All’interno i suoi bambini si agitarono. Elayne intessé flussi di Aria, sbalzando all’indietro i suoi aguzzini. Lì vicino, uomini e donne della Guardia di Elayne fecero irruzione tra i soldati di Mellar. Alcuni si fermarono quando videro Birgitte.

«Continuate a combattere, figli e figlie di capra!» urlò Birgitte, scagliando frecce contro i mercenari. «Posso essere morta, ma sono ancora il vostro dannato comandante, e voi obbedirete agli ordini!»

Quello li spronò. La nebbia che saliva si arricciò verso l’alto, ammantando il campo di battaglia. Pareva risplendere debolmente nell’oscurità. Entro pochi istanti, i flussi di Elayne, l’arco di Birgitte e l’azione delle guardie misero in fuga il resto dei mercenari Amici delle Tenebre di Mellar.

Birgitte ne abbatté sei con delle frecce mentre fuggivano.

«Birgitte» disse Elayne attraverso le lacrime. «Sono spiacente.»

«Spiacente?» Birgitte si voltò verso di lei. «Spiacente? Perché ti affliggi, Elayne? Ho di nuovo tutto quanto!
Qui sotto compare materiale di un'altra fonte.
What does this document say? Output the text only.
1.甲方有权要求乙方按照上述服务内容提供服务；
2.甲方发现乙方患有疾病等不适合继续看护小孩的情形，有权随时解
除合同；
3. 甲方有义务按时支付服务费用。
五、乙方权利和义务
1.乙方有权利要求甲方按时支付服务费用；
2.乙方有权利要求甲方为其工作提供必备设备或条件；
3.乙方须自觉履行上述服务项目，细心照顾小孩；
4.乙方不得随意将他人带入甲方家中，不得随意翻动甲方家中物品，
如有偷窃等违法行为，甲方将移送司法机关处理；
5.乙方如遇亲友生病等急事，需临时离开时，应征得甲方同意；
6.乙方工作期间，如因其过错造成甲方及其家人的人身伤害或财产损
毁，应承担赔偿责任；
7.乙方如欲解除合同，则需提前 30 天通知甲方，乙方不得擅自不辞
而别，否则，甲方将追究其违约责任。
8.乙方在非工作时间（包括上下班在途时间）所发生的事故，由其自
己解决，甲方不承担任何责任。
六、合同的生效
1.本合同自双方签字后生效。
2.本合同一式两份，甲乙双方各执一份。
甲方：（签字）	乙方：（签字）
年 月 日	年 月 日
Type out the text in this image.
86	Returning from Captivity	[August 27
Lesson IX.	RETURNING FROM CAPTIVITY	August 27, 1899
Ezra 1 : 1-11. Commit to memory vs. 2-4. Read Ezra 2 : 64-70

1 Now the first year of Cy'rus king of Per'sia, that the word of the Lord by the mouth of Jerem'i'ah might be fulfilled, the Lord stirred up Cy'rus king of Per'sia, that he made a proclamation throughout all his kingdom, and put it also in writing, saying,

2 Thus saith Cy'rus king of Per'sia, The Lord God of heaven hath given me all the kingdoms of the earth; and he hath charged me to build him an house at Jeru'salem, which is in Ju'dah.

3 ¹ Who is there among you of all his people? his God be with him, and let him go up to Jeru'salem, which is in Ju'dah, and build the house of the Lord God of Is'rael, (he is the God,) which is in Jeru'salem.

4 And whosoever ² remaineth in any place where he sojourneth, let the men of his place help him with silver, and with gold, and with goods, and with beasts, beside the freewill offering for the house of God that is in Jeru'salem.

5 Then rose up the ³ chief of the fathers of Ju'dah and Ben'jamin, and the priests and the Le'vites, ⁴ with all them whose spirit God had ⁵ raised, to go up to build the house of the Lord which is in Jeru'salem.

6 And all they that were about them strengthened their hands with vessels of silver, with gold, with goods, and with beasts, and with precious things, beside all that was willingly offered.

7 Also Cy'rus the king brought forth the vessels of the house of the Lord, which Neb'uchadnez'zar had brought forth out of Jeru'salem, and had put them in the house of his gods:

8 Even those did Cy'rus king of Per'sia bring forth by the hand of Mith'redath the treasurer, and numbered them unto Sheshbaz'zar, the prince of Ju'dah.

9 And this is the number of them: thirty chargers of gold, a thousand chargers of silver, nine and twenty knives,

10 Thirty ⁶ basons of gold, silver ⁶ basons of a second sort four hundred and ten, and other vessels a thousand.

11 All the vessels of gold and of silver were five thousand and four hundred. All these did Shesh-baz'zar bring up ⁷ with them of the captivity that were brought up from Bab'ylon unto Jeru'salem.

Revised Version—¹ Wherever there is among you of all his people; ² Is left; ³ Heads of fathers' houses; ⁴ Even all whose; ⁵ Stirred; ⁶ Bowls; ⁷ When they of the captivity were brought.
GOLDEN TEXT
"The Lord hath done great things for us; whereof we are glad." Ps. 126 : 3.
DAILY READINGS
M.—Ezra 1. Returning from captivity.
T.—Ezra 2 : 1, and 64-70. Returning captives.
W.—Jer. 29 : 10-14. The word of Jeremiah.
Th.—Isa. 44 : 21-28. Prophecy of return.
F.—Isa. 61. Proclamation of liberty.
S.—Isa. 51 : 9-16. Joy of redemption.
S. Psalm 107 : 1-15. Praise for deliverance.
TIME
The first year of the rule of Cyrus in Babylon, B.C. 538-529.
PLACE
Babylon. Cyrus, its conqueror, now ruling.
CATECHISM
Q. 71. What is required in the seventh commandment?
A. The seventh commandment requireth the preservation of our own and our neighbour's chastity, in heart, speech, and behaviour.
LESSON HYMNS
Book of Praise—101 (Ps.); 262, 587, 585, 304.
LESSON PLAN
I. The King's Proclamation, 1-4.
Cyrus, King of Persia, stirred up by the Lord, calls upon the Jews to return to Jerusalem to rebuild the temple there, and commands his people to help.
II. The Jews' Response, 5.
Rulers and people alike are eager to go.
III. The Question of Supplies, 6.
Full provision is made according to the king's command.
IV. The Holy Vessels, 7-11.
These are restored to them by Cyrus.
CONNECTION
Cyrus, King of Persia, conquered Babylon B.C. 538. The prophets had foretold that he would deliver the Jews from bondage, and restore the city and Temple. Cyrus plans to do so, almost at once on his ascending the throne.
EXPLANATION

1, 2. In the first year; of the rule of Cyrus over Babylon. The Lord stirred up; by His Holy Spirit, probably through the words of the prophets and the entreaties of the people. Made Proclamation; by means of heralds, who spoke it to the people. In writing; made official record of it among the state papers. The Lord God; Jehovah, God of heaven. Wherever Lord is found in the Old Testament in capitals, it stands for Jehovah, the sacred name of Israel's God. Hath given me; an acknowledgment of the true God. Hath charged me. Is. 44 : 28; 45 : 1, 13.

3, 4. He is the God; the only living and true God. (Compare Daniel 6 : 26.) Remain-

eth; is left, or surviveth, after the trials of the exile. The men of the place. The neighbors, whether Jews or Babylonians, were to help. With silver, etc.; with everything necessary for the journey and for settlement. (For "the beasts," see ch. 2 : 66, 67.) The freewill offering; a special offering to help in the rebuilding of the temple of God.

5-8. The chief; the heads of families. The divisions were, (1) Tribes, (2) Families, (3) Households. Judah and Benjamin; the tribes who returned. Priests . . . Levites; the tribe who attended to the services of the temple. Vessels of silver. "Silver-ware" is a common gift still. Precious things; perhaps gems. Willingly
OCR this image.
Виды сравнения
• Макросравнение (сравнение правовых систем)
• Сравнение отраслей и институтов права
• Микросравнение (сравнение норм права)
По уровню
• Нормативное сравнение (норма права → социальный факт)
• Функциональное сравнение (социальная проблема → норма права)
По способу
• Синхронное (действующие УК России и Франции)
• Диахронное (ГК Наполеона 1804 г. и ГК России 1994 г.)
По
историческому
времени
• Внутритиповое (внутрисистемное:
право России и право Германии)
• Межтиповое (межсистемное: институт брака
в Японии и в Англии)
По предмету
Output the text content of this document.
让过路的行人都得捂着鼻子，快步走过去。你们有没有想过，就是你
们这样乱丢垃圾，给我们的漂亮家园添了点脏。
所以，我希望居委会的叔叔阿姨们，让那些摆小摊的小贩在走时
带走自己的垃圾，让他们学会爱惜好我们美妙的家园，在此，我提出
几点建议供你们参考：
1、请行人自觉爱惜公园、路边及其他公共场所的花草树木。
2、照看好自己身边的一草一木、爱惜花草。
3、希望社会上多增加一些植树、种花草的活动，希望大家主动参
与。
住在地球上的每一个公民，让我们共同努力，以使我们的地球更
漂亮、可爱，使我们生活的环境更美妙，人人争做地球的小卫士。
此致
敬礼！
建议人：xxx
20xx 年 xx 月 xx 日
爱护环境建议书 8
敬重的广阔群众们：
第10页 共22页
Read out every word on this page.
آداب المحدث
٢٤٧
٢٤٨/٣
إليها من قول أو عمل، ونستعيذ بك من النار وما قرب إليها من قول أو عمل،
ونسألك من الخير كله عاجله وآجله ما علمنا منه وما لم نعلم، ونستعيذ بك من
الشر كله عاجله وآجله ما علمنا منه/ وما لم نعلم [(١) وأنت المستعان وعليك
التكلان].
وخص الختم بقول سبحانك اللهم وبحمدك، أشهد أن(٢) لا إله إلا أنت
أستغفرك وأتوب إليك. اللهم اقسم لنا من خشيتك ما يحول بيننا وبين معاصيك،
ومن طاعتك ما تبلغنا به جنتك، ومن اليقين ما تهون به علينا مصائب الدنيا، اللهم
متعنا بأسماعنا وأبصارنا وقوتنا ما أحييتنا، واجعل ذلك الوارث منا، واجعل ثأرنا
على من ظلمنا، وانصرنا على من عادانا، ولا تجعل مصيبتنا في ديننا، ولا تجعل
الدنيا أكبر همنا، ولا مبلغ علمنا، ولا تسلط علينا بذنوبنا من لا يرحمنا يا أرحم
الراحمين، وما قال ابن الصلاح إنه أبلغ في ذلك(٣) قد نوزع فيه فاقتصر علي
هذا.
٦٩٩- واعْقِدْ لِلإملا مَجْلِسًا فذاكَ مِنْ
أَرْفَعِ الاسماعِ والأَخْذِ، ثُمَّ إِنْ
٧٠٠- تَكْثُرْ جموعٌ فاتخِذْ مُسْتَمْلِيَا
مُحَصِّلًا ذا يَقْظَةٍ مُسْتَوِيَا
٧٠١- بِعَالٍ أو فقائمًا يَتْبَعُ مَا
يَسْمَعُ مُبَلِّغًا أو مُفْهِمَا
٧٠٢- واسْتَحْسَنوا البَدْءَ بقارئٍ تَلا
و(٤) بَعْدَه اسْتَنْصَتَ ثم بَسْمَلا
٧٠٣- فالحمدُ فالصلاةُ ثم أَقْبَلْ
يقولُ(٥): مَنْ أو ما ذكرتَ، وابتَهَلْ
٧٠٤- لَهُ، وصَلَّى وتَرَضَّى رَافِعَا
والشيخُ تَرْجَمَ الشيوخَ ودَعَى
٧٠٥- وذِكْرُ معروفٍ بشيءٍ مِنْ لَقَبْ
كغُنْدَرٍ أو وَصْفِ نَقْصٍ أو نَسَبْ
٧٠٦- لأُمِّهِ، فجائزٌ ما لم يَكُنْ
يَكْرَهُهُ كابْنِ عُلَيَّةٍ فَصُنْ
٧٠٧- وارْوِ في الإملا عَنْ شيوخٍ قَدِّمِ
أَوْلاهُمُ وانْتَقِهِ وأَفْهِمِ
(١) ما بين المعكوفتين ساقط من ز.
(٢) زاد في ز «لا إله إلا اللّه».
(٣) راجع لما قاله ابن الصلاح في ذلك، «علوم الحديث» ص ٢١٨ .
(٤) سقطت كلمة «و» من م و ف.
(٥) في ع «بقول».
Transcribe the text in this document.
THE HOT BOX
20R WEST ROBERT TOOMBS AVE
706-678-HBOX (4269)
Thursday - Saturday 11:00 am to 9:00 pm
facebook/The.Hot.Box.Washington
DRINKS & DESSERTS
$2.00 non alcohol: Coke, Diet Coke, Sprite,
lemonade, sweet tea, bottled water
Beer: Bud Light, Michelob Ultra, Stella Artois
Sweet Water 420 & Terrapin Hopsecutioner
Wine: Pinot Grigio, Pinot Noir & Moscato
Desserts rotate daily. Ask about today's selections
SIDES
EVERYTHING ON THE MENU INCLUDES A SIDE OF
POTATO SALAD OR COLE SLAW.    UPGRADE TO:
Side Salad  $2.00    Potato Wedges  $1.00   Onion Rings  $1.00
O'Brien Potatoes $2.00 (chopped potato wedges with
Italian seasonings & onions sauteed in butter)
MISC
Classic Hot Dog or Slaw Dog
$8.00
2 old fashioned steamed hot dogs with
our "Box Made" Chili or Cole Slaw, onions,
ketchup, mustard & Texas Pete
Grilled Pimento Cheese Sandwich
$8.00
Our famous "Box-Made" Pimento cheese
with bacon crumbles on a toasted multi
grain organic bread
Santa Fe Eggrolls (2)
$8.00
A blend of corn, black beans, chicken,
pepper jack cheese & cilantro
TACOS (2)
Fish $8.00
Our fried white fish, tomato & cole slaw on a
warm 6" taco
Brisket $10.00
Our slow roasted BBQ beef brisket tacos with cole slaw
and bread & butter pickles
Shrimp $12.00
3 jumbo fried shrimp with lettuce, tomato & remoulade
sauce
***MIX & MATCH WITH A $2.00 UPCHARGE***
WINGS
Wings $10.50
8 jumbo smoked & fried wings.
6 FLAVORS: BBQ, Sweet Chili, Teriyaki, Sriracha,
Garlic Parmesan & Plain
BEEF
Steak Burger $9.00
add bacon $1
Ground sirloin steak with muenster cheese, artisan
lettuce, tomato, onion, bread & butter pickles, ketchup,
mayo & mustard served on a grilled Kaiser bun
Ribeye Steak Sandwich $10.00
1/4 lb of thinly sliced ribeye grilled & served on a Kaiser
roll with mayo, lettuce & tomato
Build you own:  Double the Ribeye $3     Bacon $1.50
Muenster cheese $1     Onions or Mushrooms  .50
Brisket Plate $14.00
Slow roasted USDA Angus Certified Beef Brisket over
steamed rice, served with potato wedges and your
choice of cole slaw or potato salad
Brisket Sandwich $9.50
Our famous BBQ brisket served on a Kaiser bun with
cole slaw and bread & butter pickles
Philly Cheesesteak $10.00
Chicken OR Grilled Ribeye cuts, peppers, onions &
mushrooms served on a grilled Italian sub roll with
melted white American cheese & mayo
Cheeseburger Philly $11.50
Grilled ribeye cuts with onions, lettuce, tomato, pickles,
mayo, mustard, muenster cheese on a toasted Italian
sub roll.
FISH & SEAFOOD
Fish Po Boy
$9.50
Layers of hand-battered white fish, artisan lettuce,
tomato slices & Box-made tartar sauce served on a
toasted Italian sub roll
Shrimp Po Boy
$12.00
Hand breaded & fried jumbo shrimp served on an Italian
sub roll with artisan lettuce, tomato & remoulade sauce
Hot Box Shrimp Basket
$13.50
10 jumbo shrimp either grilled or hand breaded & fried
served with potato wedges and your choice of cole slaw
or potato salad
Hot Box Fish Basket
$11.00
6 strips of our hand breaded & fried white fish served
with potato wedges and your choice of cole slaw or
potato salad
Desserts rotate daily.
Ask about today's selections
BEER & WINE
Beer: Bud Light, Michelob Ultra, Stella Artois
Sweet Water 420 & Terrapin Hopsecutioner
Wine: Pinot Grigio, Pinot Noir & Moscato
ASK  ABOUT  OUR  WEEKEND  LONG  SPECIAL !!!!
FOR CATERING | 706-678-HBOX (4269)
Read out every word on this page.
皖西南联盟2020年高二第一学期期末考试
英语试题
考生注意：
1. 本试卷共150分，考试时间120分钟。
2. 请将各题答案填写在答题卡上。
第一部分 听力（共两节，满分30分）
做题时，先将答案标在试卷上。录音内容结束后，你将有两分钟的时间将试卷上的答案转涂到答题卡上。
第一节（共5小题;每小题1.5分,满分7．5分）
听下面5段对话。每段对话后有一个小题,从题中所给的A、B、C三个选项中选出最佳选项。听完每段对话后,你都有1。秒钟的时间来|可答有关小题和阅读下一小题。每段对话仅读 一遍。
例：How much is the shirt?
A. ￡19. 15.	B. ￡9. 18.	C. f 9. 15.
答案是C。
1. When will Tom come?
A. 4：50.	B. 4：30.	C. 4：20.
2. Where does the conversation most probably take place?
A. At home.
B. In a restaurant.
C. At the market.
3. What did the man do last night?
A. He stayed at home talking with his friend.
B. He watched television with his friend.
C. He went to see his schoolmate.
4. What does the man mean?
La mia memoria è tornata!» Rise. «È stupendo! Non so come mi hai potuto sopportare queste ultime settimane. Frignavo peggio di un bambino che avesse appena rotto il suo arco preferito.»

«Io... Oh, Luce.» L’istinto di Elayne le diceva che aveva comunque perso la sua Custode, e il dolore del legame che si spezzava non era una cosa razionale. Non aveva importanza che Birgitte fosse lì davanti a lei. «Forse dovrei vincolarti di nuovo?»

«Non funzionerebbe» disse Birgitte agitando la mano con un gesto sbrigativo. «Sei ferita?»

«Solo nell’orgoglio.»

«Sei stata fortunata, ancora di più perché il Corno è stato suonato al momento giusto.»

Elayne annuì.

«Andrò a unirmi agli altri eroi» disse Birgitte. «Tu resta qui e riposati.»

«Che la Luce mi folgori!» disse Elayne, costringendosi a mettersi in piedi. «Non ho intenzione di starmene dannatamente indietro ora. I bambini stanno bene. Cavalcherò.»

«Elayne...»

«I miei soldati pensano che sia morta» disse Elayne. «Le nostre linee si stanno rompendo, i nostri uomini stanno morendo. Devono vedermi per sapere che c’è ancora speranza. Non sapranno cosa significa questa foschia. Se c’è un momento in cui hanno mai avuto bisogno della loro Regina, è questo. Niente a parte il Tenebroso potrebbe impedirmi di tornare ora.»

Birgitte si accigliò.

«Non sei più la mia Custode» disse Elayne. «Ma sei ancora mia amica. Cavalcherai con me?»

«Sciocca testarda.»

«Non sono io quella che si è appena rifiutata di essere morta. Assieme?»

«Assieme» disse Birgitte annuendo.


Aviendha si fermò di colpo, ascoltando nuovi ululati. Quelli non sembravano affatto lupi.

La tempesta a Shayol Ghul continuava. Lei non sapeva quale schieramento stesse vincendo. Ovunque c’erano corpi, alcuni dilaniati dai lupi, altri che ancora fumavano per gli attacchi dell’Unico Potere. I venti di tempesta sferzavano e infuriavano, anche se non cadeva pioggia, e ondate di polvere e ghiaia la investivano.

Poteva percepire incanalare dal Pozzo del Destino, ma era una pulsazione calma, a differenza della tormenta che era stata la purificazione. Rand. Stava bene? Cosa stava succedendo?

Le nuvole bianche portate dalle Cercavento si agitavano tra quelle nerissime di tempesta, ruotando assieme in un enorme disegno turbinante sopra la vetta della montagna. Da quello che aveva sentito delle Cercavento, si erano ritirate a Shayol Ghul su una cengia molto sopra l’ingresso della caverna, lavorando ancora con la Coppa dei Venti; erano a un punto di rottura. Più dei due terzi di loro erano crollate per lo sfinimento. Presto la tempesta avrebbe consumato tutto quanto.

Si aggirò furtiva per quel vortice, cercando la fonte di quegli ululati. Non aveva nessun altro incanalatore con cui collegarsi, adesso che Rafela se n’era andata per unirsi all’Ultima difesa dei Fautori del Drago alla caverna. Qua fuori, nella valle, diversi gruppi si uccidevano a vicenda, spostandosi avanti e indietro. Fanciulle, Sapienti, siswai’aman, Trolloc, Fade. E lupi; finora a centinaia si erano uniti alla battaglia. C’erano anche alcuni Domanesi, Tairenesi e Fautori del Drago, anche se molti di quelli combattevano vicino al sentiero che saliva da Rand.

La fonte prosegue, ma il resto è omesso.